Warum begegnen wir den Tieren nicht genauso im Geist der Brüderlichkeit, sondern unterwerfen sie, wie die Sklaven von einst, beuten sie aus, quälen und töten sie? Mit welcher berechtigten Begründung? Es gibt sie nicht und es ist ein immenses Unrecht, welches den Tieren in diesem aufgeklärten Zeitalter mehr denn je angetan wird. Sie werden ihrer Würde beraubt und ihres naturgegebenen Rechts auf Leben. Ehrfurcht und Achtung vor allem Leben ist etwas, das vielen Wissenschaftlern fehlt. Und wären die Wissenschaftler und Forscher tatsächlich mit Gewissen und Vernunft begabt, würden sie auch nicht so viel grausame und absurde tierexperimentelle Grundlagenforschung betreiben, wie z.
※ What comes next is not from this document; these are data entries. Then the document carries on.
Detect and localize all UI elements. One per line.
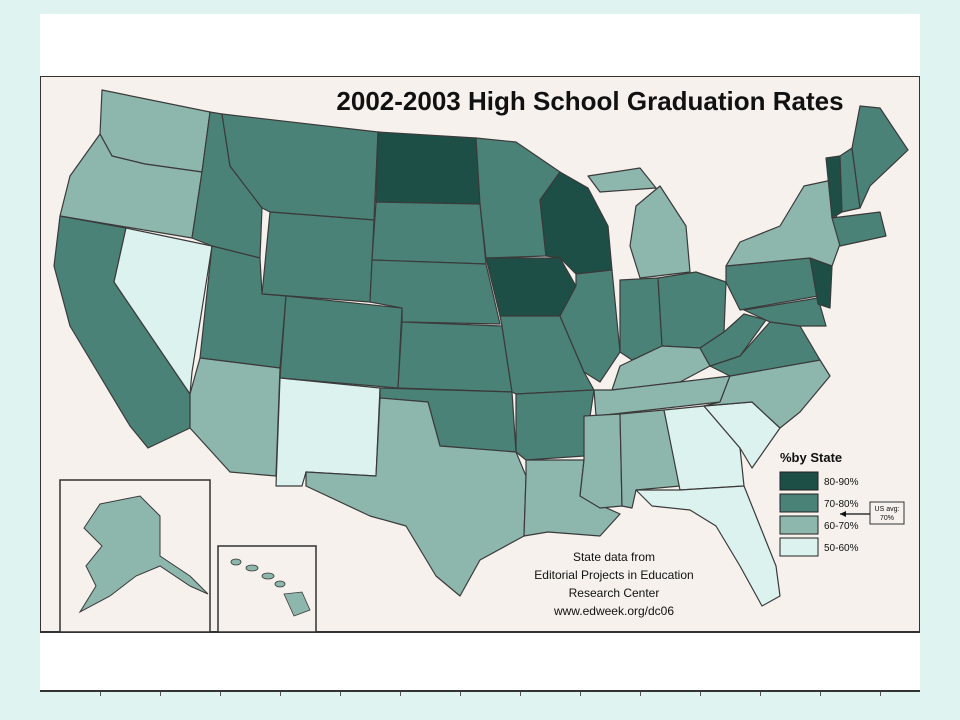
- source-line-1: State data from: [573, 550, 655, 564]
- graduation-rate-map: 2002-2003 High School Graduation Rates: [40, 76, 920, 633]
- ruler-tick: [820, 692, 821, 696]
- state-kansas: [397, 321, 513, 393]
- legend-label-80-90: 80-90%: [824, 477, 859, 488]
- legend: %by State 80-90% 70-80% 60-70% 50-60% US…: [779, 450, 905, 557]
- state-iowa: [485, 257, 577, 317]
- state-hawaii: [230, 558, 311, 617]
- state-illinois: [559, 269, 621, 383]
- hawaii-inset: [217, 545, 317, 633]
- ruler-tick: [220, 692, 221, 696]
- state-texas: [305, 397, 527, 597]
- ruler-tick: [760, 692, 761, 696]
- legend-label-70-80: 70-80%: [824, 499, 859, 510]
- source-line-4: www.edweek.org/dc06: [553, 604, 674, 618]
- legend-label-60-70: 60-70%: [824, 521, 859, 532]
- state-colorado: [279, 295, 403, 389]
- legend-swatch-80-90: [779, 471, 819, 491]
- slide-bottom-rule: [40, 690, 920, 692]
- ruler-tick: [280, 692, 281, 696]
- state-indiana: [619, 277, 663, 361]
- state-michigan: [587, 167, 691, 279]
- legend-swatch-70-80: [779, 493, 819, 513]
- state-alaska: [78, 495, 209, 614]
- state-arkansas: [515, 389, 595, 461]
- us-average-callout: [869, 501, 905, 525]
- legend-swatch-60-70: [779, 515, 819, 535]
- state-mississippi: [579, 413, 623, 509]
- ruler-tick: [400, 692, 401, 696]
- ruler-tick: [640, 692, 641, 696]
- us-average-arrowhead: [840, 511, 846, 517]
- ruler-tick: [580, 692, 581, 696]
- state-arizona: [189, 357, 281, 477]
- state-georgia: [663, 405, 745, 491]
- us-average-label: US avg:: [875, 506, 900, 513]
- source-line-2: Editorial Projects in Education: [534, 568, 693, 582]
- state-maryland: [743, 297, 827, 327]
- state-florida: [635, 485, 781, 607]
- states-layer: [53, 89, 909, 607]
- state-ohio: [657, 271, 727, 349]
- ruler-tick: [520, 692, 521, 696]
- state-south-dakota: [371, 201, 487, 265]
- source-line-3: Research Center: [569, 586, 660, 600]
- source-note: State data from Editorial Projects in Ed…: [534, 550, 693, 618]
- state-north-dakota: [375, 131, 481, 205]
- map-title: 2002-2003 High School Graduation Rates: [336, 86, 843, 116]
- ruler-tick: [160, 692, 161, 696]
- state-maine: [851, 105, 909, 209]
- state-nevada: [113, 227, 213, 395]
- state-southern-new-england: [831, 211, 887, 247]
- ruler-tick: [700, 692, 701, 696]
- ruler-tick: [100, 692, 101, 696]
- legend-label-50-60: 50-60%: [824, 543, 859, 554]
- ruler-tick: [340, 692, 341, 696]
- ruler-tick: [880, 692, 881, 696]
- legend-swatch-50-60: [779, 537, 819, 557]
- state-new-mexico: [275, 377, 381, 487]
- us-average-value: 70%: [880, 515, 894, 522]
- legend-title: %by State: [780, 450, 842, 465]
- state-wyoming: [261, 211, 375, 303]
- ruler-tick: [460, 692, 461, 696]
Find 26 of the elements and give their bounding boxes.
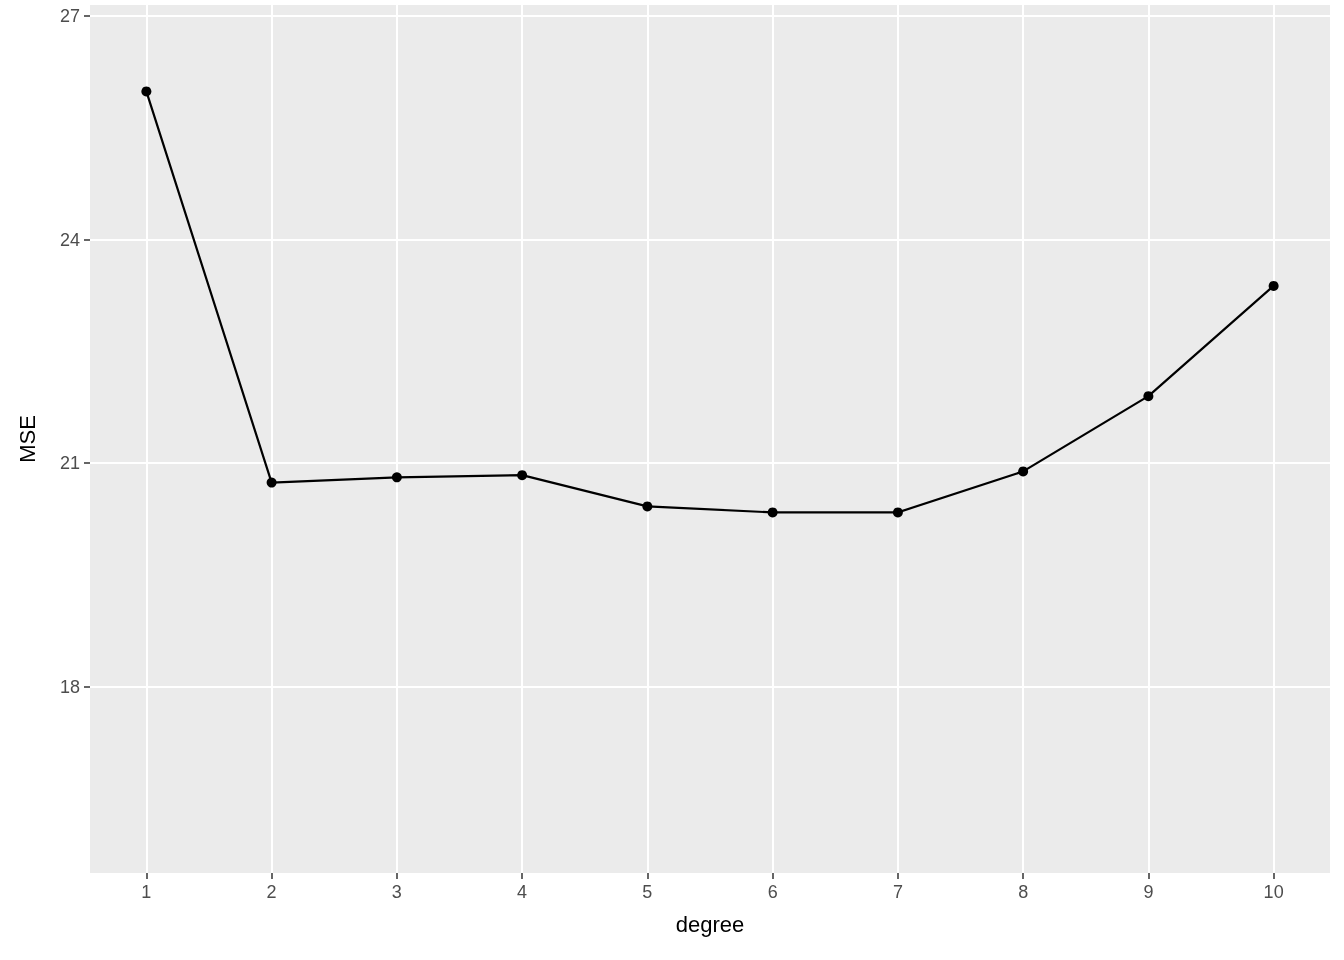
x-tick-label: 8 — [1018, 882, 1029, 902]
y-tick-label: 21 — [59, 453, 80, 474]
y-tick-label: 18 — [59, 676, 80, 697]
x-tick-label: 6 — [767, 882, 778, 902]
point — [1018, 466, 1029, 477]
x-tick-label: 7 — [892, 882, 903, 902]
point — [1143, 391, 1154, 402]
x-tick-label: 9 — [1143, 882, 1154, 902]
x-tick-label: 2 — [266, 882, 277, 902]
point — [517, 470, 528, 481]
x-tick-label: 1 — [141, 882, 152, 902]
x-axis-title: degree — [675, 911, 745, 937]
y-axis-title: MSE — [14, 415, 40, 463]
point — [266, 477, 277, 488]
x-tick-label: 10 — [1263, 882, 1284, 902]
y-tick-label: 24 — [59, 229, 80, 250]
point — [767, 507, 778, 518]
y-tick-label: 27 — [59, 6, 80, 27]
point — [141, 86, 152, 97]
point — [642, 501, 653, 512]
x-tick-label: 4 — [517, 882, 528, 902]
x-tick-label: 3 — [391, 882, 402, 902]
point — [892, 507, 903, 518]
point — [1268, 280, 1279, 291]
x-tick-label: 5 — [642, 882, 653, 902]
point — [391, 472, 402, 483]
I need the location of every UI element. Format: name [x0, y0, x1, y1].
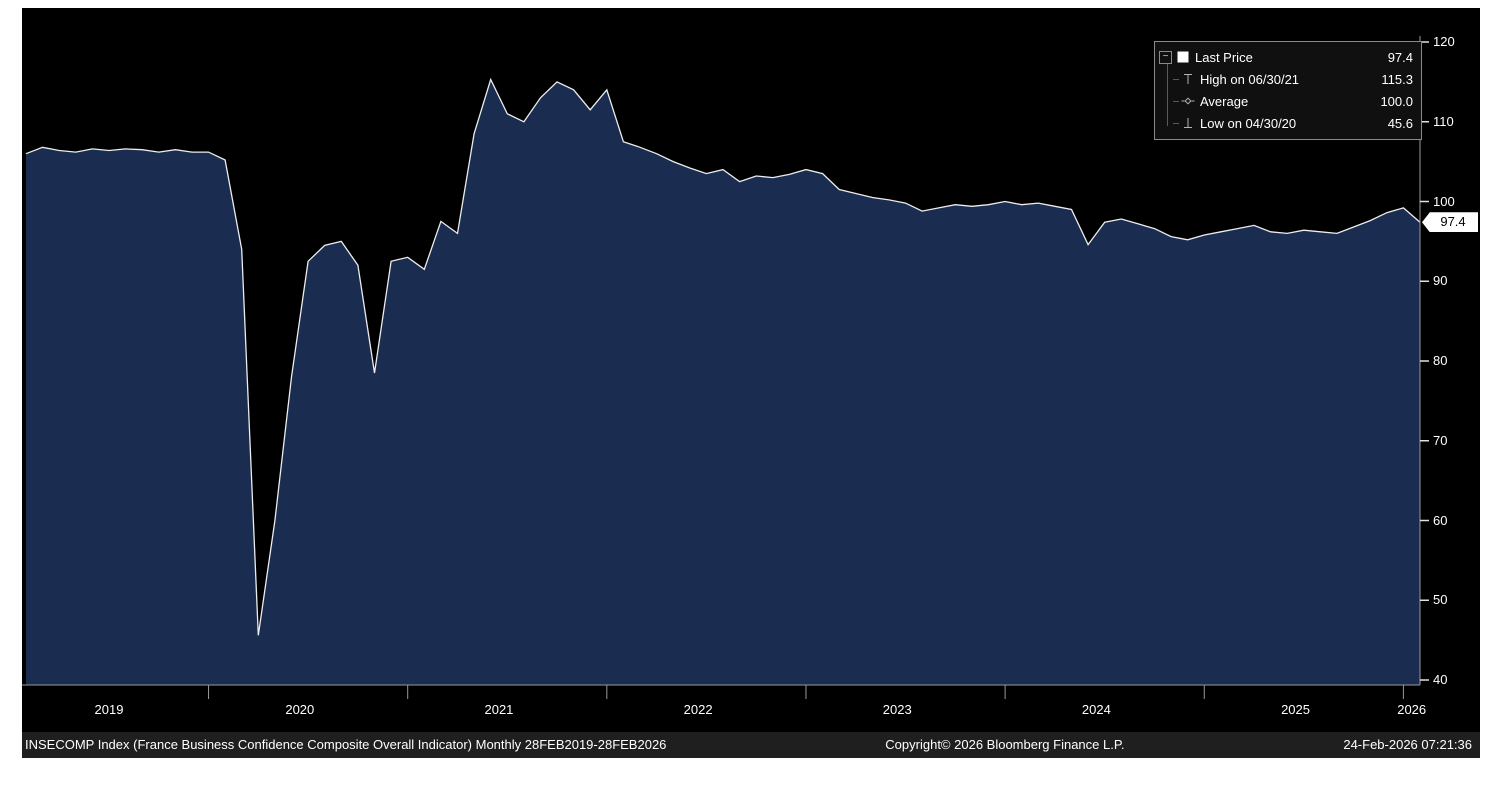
- timestamp: 24-Feb-2026 07:21:36: [1343, 737, 1472, 752]
- legend-row-high: High on 06/30/21 115.3: [1159, 68, 1413, 90]
- last-price-value: 97.4: [1440, 214, 1466, 230]
- last-price-tag: 97.4: [1422, 212, 1478, 233]
- legend-row-low: Low on 04/30/20 45.6: [1159, 112, 1413, 134]
- legend-value: 100.0: [1380, 93, 1413, 109]
- copyright-text: Copyright© 2026 Bloomberg Finance L.P.: [885, 737, 1125, 752]
- confidence-area: [26, 79, 1420, 685]
- chart-description: INSECOMP Index (France Business Confiden…: [25, 737, 667, 752]
- legend-collapse-icon[interactable]: −: [1159, 50, 1172, 64]
- legend-label: High on 06/30/21: [1200, 71, 1300, 87]
- legend-row-last-price: − Last Price 97.4: [1159, 46, 1413, 68]
- legend-label: Last Price: [1195, 49, 1253, 65]
- high-marker-icon: [1181, 72, 1195, 86]
- status-bar: INSECOMP Index (France Business Confiden…: [22, 732, 1480, 758]
- legend-value: 97.4: [1387, 49, 1413, 65]
- average-marker-icon: [1181, 94, 1195, 108]
- bloomberg-chart-window: 40 50 60 70 80 90 100 110 120 2019 2020 2021 2022 20…: [22, 8, 1480, 758]
- legend-label: Low on 04/30/20: [1200, 115, 1297, 131]
- confidence-line: [25, 77, 1421, 636]
- last-price-square-icon: [1176, 50, 1190, 64]
- legend-row-average: Average 100.0: [1159, 90, 1413, 112]
- low-marker-icon: [1181, 116, 1195, 130]
- legend-value: 115.3: [1381, 71, 1413, 87]
- legend-label: Average: [1200, 93, 1249, 109]
- chart-legend[interactable]: − Last Price 97.4 High on 06/30/21 115.3…: [1154, 41, 1422, 140]
- legend-value: 45.6: [1387, 115, 1413, 131]
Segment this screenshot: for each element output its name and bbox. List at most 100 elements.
B. Skorpione in den Weltraum zu schicken, um den Einfluss der Schwerkraft auf Tiere zu erforschen oder jungen Ratten Alkohol in die Bauchhöhle zu spritzen, um nachzuweisen, dass Alkohol Kindern und jugendlichen Menschen schadet.
Nur weil ein Unrecht von der offiziellen Gesetzgebung zu einem gegebenen Zeitpunkt in der Geschichte noch nicht als Unrecht angesehen wird, bedeutet dies bei Weitem nicht, dass es sich nicht um ein solches handelt. Die Liste jener Menschen, die erst rückwirkend als Opfer menschlicher Grausamkeit und Irrtümer anerkannt wurden, ist unendlich lang. Wenn die Tiere eines Tages als Opfer eines anthropozentrischen Herrschaftssystems anerkannt werden, wird alles Papier nicht ausreichen, um ihre Namen und Zahlen aufzuschreiben.
Dieser Planet ist ein lebendiges Ganzes, ständig finden Interaktionen zwischen allen Bewohnern statt und wir Menschen tragen in erster Linie eines: Verantwortung. Als vernunftbegabte Wesen, die wir sein sollten, können und müssen wir Irrtümer erkennen und die Mythen, die aus ihnen entstanden sind, revidieren und die Opfer als solche anerkennen.
Der Weg in eine tierleidfreie Welt ist noch weit. Es ist ein schmaler Pfad, doch er wird immer breiter, weil ihn immer mehr Menschen beschreiten, die ein mitfühlendes Herz gegenüber allen Lebewesen besitzen.